Since your survival rate is optimistic, we get a maximum lifetime estimate from the straight line model of 246. Using the same method I get a fraction of murdered when the entire cohort has died of 0.00615. In the real world, this figure would be a bit lower than the rate obtained for age 82. (The actuarial survival at age 82 in the US (2003) is about 0.46.)

Last edited: Jun 24, 2012
5. Jun 24, 2012

### awkward

If the probability that a person will die each year has a fixed value, say p, then his age at death follows a geometric distribution, and its expected value is 1/p.

6. Jun 25, 2012

### SW VandeCarr

Did you mean expectation or point at which the last member of a cohort has died using the straight line method? It's the latter. The expectation is the median/mean of this "curve" which is 123. Half the members will have died at this point given a constant 1/246 death rate per year of the original cohort, that population taken as unity.

While simple, this method doesn't fit the data for the real human mortality curve. (It does fit many invertebrates pretty well.) However, if you connect the point x=0 with x=t by a straight line with t:39<x<71 you get reasonable answers if you're just interested in the mortality at some end point t.

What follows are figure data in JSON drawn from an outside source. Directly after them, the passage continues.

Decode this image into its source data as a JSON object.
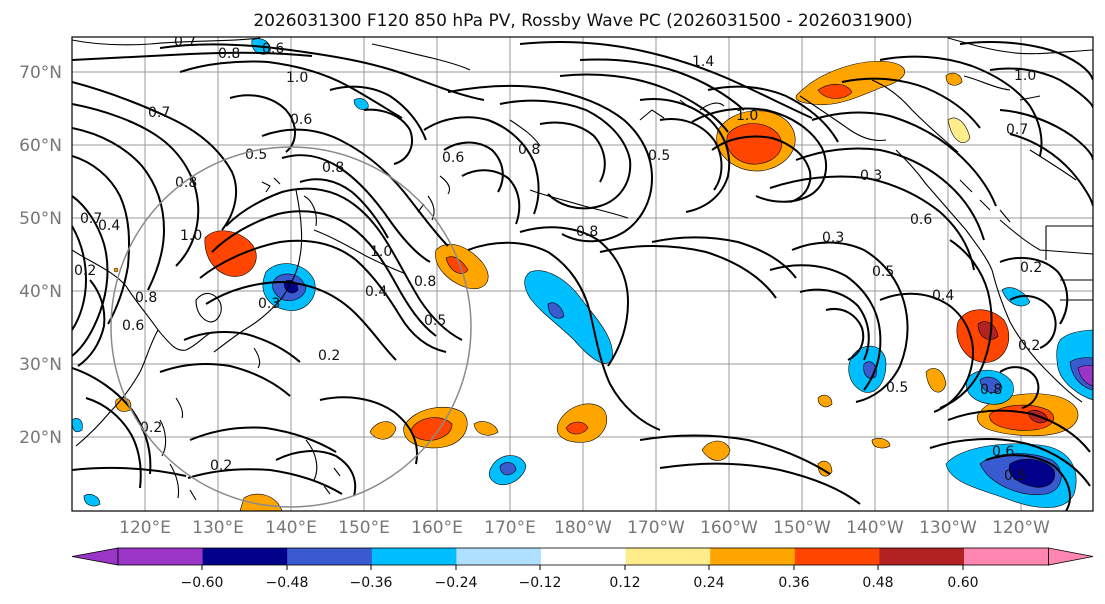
{
  "title": "2026031300 F120 850 hPa PV, Rossby Wave PC (2026031500 - 2026031900)",
  "lat_labels": [
    "70°N",
    "60°N",
    "50°N",
    "40°N",
    "30°N",
    "20°N"
  ],
  "lon_labels": [
    "120°E",
    "130°E",
    "140°E",
    "150°E",
    "160°E",
    "170°E",
    "180°W",
    "170°W",
    "160°W",
    "150°W",
    "140°W",
    "130°W",
    "120°W"
  ],
  "colorbar": {
    "colors": [
      "#9a35c8",
      "#00008b",
      "#3a5bd0",
      "#00bfff",
      "#b0e0ff",
      "#ffffff",
      "#ffec8b",
      "#ffa500",
      "#ff4500",
      "#b22222",
      "#ff86b0"
    ],
    "tick_labels": [
      "−0.60",
      "−0.48",
      "−0.36",
      "−0.24",
      "−0.12",
      "0.12",
      "0.24",
      "0.36",
      "0.48",
      "0.60"
    ]
  },
  "contour_labels": [
    "0.7",
    "0.8",
    "0.6",
    "1.0",
    "0.7",
    "0.6",
    "0.5",
    "0.8",
    "0.7",
    "0.4",
    "1.0",
    "0.2",
    "0.8",
    "0.6",
    "0.3",
    "0.4",
    "0.5",
    "0.2",
    "0.2",
    "0.2",
    "0.8",
    "1.0",
    "0.8",
    "0.8",
    "0.6",
    "1.4",
    "1.0",
    "0.5",
    "0.8",
    "0.3",
    "0.3",
    "0.6",
    "0.5",
    "0.4",
    "0.5",
    "1.0",
    "0.7",
    "0.2",
    "0.2",
    "0.8",
    "0.6",
    "0.5"
  ]
}
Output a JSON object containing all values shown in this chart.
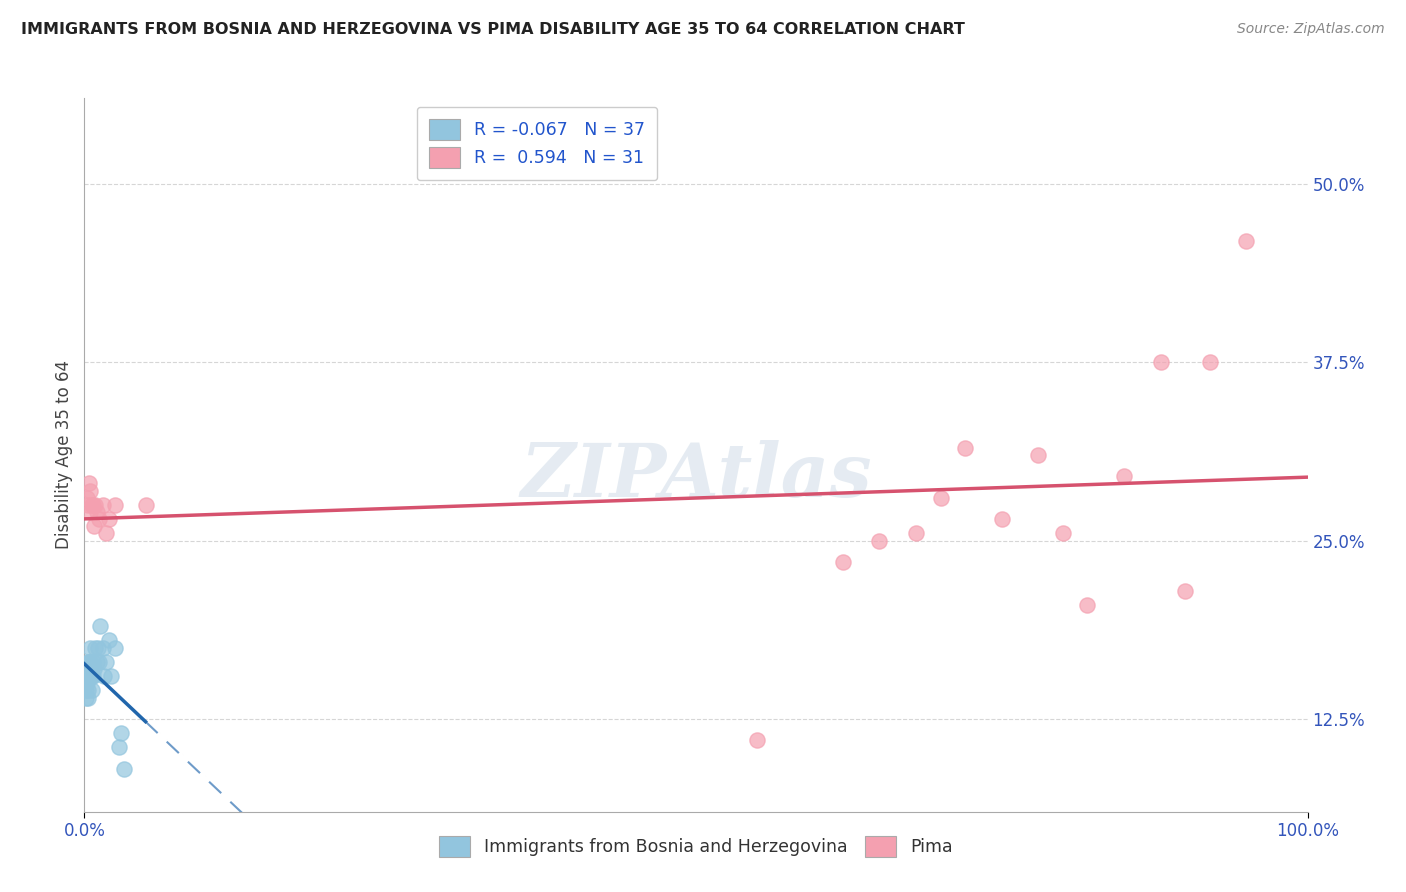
{
  "title": "IMMIGRANTS FROM BOSNIA AND HERZEGOVINA VS PIMA DISABILITY AGE 35 TO 64 CORRELATION CHART",
  "source": "Source: ZipAtlas.com",
  "ylabel": "Disability Age 35 to 64",
  "R_blue": -0.067,
  "N_blue": 37,
  "R_pink": 0.594,
  "N_pink": 31,
  "legend_blue": "Immigrants from Bosnia and Herzegovina",
  "legend_pink": "Pima",
  "blue_color": "#92c5de",
  "pink_color": "#f4a0b0",
  "blue_line_color": "#2166ac",
  "pink_line_color": "#d6526e",
  "blue_line_solid_end": 0.05,
  "xlim": [
    0.0,
    1.0
  ],
  "ylim": [
    0.06,
    0.56
  ],
  "x_ticks": [
    0.0,
    1.0
  ],
  "x_tick_labels": [
    "0.0%",
    "100.0%"
  ],
  "y_ticks": [
    0.125,
    0.25,
    0.375,
    0.5
  ],
  "y_tick_labels": [
    "12.5%",
    "25.0%",
    "37.5%",
    "50.0%"
  ],
  "blue_x": [
    0.001,
    0.001,
    0.001,
    0.002,
    0.002,
    0.002,
    0.003,
    0.003,
    0.003,
    0.003,
    0.003,
    0.004,
    0.004,
    0.004,
    0.005,
    0.005,
    0.005,
    0.005,
    0.006,
    0.006,
    0.007,
    0.007,
    0.008,
    0.009,
    0.01,
    0.011,
    0.012,
    0.013,
    0.015,
    0.016,
    0.018,
    0.02,
    0.022,
    0.025,
    0.028,
    0.03,
    0.032
  ],
  "blue_y": [
    0.155,
    0.145,
    0.14,
    0.155,
    0.16,
    0.15,
    0.155,
    0.16,
    0.165,
    0.14,
    0.145,
    0.155,
    0.16,
    0.165,
    0.155,
    0.165,
    0.175,
    0.16,
    0.155,
    0.145,
    0.155,
    0.165,
    0.16,
    0.175,
    0.165,
    0.175,
    0.165,
    0.19,
    0.175,
    0.155,
    0.165,
    0.18,
    0.155,
    0.175,
    0.105,
    0.115,
    0.09
  ],
  "pink_x": [
    0.002,
    0.003,
    0.004,
    0.005,
    0.005,
    0.006,
    0.007,
    0.008,
    0.009,
    0.01,
    0.012,
    0.015,
    0.018,
    0.02,
    0.025,
    0.05,
    0.55,
    0.62,
    0.65,
    0.68,
    0.7,
    0.72,
    0.75,
    0.78,
    0.8,
    0.82,
    0.85,
    0.88,
    0.9,
    0.92,
    0.95
  ],
  "pink_y": [
    0.28,
    0.275,
    0.29,
    0.27,
    0.285,
    0.275,
    0.275,
    0.26,
    0.275,
    0.27,
    0.265,
    0.275,
    0.255,
    0.265,
    0.275,
    0.275,
    0.11,
    0.235,
    0.25,
    0.255,
    0.28,
    0.315,
    0.265,
    0.31,
    0.255,
    0.205,
    0.295,
    0.375,
    0.215,
    0.375,
    0.46
  ],
  "background_color": "#ffffff",
  "grid_color": "#cccccc"
}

The actual curve is better approximated by the logistic model:

$\mu(x)=\alpha e^{\beta x}$ where alpha and beta are positive real numbers. There are more elaborate refinements to this model.

Last edited: Jun 26, 2012
7. Jun 25, 2012

### awkward

I mean the expected value:
$E[X] = \sum_x x \; p(x)$

I agree that the geometric distribution model is over-simplified, but that's what the OP asked-- at least the one in this thread. I gather from some of the posts that there may be a history I am not privy to.